Although not the best dancer, he loved dancing with his kids. Putting our feet on the top of Dad’s feet, allowed us to glide and giggle with each step. No fear of stepping on toes. Looking up to see his smiling face looking down at us was truly a magical moment with Daddy.
A good sport with an even better sense of humour, Rusty, couldn’t understand why Laura kept raving about how comfortable her dress was every time she wore it. He stepped up to the offer of trying on the stretchy fabric dress to appreciate just how comfortable the dress really was. Once on, he agreed with Laura. Encouraged by his daughters, he donned a bright red, wide brimmed hat and matching purse. The ensemble definitely showed off his shapely legs. The Knights of Columbus actually published one of the photos in their anniversary book. The family laughed so hard they were crying. Rusty sure could strike a pose. Anything for a good laugh.

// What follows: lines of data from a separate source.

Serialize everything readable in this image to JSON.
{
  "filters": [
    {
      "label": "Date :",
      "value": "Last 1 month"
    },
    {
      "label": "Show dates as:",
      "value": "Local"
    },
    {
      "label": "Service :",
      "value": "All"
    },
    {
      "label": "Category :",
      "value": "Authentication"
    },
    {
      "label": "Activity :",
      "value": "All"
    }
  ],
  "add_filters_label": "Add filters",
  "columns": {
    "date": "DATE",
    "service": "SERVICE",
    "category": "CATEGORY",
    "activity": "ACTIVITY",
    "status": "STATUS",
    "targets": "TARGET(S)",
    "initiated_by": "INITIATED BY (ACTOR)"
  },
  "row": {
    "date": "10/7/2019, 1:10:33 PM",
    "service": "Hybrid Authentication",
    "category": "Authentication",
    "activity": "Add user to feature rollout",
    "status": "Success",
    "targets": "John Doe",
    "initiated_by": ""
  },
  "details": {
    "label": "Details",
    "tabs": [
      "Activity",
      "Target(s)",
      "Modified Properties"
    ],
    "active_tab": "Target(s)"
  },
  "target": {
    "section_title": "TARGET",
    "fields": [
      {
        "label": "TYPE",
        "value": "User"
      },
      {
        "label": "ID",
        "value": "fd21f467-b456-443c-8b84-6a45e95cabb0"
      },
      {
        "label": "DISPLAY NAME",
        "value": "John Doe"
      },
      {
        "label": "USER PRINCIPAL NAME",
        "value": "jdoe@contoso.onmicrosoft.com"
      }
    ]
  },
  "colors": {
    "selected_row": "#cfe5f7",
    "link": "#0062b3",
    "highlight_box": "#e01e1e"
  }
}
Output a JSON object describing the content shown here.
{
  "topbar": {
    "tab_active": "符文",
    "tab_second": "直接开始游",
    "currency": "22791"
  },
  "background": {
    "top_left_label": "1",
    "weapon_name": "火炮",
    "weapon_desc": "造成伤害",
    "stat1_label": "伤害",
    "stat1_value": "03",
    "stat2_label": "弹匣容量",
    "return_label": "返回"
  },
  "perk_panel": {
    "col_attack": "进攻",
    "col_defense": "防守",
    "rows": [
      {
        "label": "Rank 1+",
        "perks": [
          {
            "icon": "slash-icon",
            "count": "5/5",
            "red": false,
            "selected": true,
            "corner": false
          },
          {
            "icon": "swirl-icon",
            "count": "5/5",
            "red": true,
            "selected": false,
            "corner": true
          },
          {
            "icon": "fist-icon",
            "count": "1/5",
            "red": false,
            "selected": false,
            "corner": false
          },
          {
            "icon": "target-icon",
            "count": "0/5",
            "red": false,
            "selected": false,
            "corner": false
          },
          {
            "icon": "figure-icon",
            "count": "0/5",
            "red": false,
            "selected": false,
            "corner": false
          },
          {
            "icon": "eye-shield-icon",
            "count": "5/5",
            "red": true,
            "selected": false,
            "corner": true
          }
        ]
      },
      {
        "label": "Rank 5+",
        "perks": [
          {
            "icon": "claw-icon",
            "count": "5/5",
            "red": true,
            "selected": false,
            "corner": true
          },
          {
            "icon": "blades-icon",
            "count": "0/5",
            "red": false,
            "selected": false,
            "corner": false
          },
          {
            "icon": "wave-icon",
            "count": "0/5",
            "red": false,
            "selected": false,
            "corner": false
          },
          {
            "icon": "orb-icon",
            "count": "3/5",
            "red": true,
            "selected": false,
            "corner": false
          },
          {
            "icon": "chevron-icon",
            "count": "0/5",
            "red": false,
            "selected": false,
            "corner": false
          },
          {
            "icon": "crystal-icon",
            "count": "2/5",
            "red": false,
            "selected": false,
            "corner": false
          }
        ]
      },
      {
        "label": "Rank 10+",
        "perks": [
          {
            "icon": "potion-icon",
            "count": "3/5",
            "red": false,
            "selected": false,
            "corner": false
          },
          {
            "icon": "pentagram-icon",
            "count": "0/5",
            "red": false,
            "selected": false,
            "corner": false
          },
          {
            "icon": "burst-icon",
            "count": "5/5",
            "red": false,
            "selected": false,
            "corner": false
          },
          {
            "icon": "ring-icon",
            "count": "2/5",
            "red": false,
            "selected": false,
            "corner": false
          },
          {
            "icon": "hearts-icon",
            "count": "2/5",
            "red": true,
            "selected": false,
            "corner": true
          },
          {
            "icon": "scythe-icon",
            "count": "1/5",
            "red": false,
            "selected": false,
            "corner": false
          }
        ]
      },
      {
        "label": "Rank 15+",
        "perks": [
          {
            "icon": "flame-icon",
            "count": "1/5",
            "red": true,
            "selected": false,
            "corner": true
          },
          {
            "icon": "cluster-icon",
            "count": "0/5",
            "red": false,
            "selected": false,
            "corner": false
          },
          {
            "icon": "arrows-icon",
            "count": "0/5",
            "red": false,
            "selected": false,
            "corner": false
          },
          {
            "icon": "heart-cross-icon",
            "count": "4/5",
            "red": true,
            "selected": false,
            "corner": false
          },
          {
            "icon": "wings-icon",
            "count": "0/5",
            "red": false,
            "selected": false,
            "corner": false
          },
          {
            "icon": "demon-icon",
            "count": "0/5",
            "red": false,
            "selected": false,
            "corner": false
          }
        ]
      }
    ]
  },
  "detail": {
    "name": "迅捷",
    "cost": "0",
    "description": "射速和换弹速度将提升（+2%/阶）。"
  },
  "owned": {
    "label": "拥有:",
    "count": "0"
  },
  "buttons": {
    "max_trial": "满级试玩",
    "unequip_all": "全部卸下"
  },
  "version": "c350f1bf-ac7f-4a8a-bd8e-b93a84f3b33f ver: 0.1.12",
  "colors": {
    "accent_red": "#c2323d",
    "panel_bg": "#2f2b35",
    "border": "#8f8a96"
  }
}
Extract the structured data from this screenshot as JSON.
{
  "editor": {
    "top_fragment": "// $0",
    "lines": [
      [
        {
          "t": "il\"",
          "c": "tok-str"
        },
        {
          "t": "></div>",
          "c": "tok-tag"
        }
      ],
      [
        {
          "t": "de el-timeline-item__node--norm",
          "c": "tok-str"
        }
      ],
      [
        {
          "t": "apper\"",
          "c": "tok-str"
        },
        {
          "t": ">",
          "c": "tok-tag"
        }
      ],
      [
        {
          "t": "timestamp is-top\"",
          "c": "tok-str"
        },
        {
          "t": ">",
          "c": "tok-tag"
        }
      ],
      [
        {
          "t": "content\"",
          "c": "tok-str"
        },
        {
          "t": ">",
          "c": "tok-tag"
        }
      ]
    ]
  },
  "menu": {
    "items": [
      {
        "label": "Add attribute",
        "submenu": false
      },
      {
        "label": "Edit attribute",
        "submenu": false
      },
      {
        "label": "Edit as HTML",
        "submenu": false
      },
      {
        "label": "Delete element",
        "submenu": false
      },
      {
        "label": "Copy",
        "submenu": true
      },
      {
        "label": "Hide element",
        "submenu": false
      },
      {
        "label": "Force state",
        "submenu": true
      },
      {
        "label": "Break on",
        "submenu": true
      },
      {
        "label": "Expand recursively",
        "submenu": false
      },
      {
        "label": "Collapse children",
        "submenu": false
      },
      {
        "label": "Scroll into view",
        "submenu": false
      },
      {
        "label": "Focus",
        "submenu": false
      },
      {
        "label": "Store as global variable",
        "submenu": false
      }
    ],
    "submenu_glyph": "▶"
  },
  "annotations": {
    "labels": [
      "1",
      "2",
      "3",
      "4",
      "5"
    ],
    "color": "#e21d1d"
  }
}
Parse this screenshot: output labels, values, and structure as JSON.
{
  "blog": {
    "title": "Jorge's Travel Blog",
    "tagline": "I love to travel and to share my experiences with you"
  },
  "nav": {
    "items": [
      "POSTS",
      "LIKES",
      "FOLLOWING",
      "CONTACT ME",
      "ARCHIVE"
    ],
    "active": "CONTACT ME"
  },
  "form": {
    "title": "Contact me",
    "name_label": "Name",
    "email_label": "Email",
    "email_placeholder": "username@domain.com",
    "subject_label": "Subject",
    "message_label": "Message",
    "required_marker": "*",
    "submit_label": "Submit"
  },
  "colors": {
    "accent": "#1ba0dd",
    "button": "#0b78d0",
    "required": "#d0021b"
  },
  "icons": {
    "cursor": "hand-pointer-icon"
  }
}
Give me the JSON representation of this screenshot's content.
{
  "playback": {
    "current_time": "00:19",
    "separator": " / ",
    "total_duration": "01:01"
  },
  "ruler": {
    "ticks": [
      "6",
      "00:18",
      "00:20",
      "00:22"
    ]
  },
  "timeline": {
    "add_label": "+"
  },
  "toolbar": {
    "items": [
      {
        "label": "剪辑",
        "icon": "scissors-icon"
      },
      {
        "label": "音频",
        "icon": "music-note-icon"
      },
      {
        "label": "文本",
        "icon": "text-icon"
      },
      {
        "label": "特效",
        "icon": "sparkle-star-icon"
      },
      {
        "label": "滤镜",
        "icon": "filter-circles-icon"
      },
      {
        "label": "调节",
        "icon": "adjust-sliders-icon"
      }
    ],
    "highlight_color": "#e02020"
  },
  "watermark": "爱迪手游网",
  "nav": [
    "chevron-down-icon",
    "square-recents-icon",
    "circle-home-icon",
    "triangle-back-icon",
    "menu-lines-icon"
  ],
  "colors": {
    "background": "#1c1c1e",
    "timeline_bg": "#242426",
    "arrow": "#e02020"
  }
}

Rusty loved bike riding when he was growing up. Freedom, breeze, speeding, was a thrill he enjoyed. As an adult, he and Laura were known to gift some young family members and friends’ children with bicycles of their own. He said that the looks on their faces were precious and unforgettable.
All the people you meet and all the things you believe, and all the things you do throughout your journey on earth, with family and friends and sometimes strangers, is what defines you. Rusty was a hugger. He always loved holding Laura’s hand. He loved his family beyond numbers. He said he would always love us. FOREVER. He and Mom taught us that we have to stick up for one another. An Osadchuk will always have an Osadchuk’s back. Thanks for all the love, encouragement, discipline, freedom, trust, support, laughter and smiles. Your hugs will be missed. Memories of the sound of your kiss, late at night, will always let us know we are home, safe and sound. Thanks for everything. We wouldn’t have traded you for anyone else. We wouldn’t be who we are without you. All of us, including Mom and Madison, will always be proud of the moniker “Rusty’s Girls”.
Rusty, with Laura by his side, created a stable, fun, loving and comfortable home for their family. A place friends of all ages liked to visit. Music, laughter, family meals and “I LOVE YOU” were part of daily life. He was a patriarch like no other. Hugs and kisses, a wink, a laugh, a Nu Nu?, will all be remembered and so terribly missed.
I could just keep writing. If I stop, that means that Rusty’s story has really come to an end. There is so much more we could share. After hearing of Rusty’s passing, a song played on the radio that had a lyric that was quite fitting for the moment and the emotions. The line was “I really have enjoyed my stay, but I must be moving on…”. With that, I will leave you with advice from Rusty. “If you aren’t in the room, shut the lights off.” Never say good bye to an older person. See you later. “Over & Out...and Under”.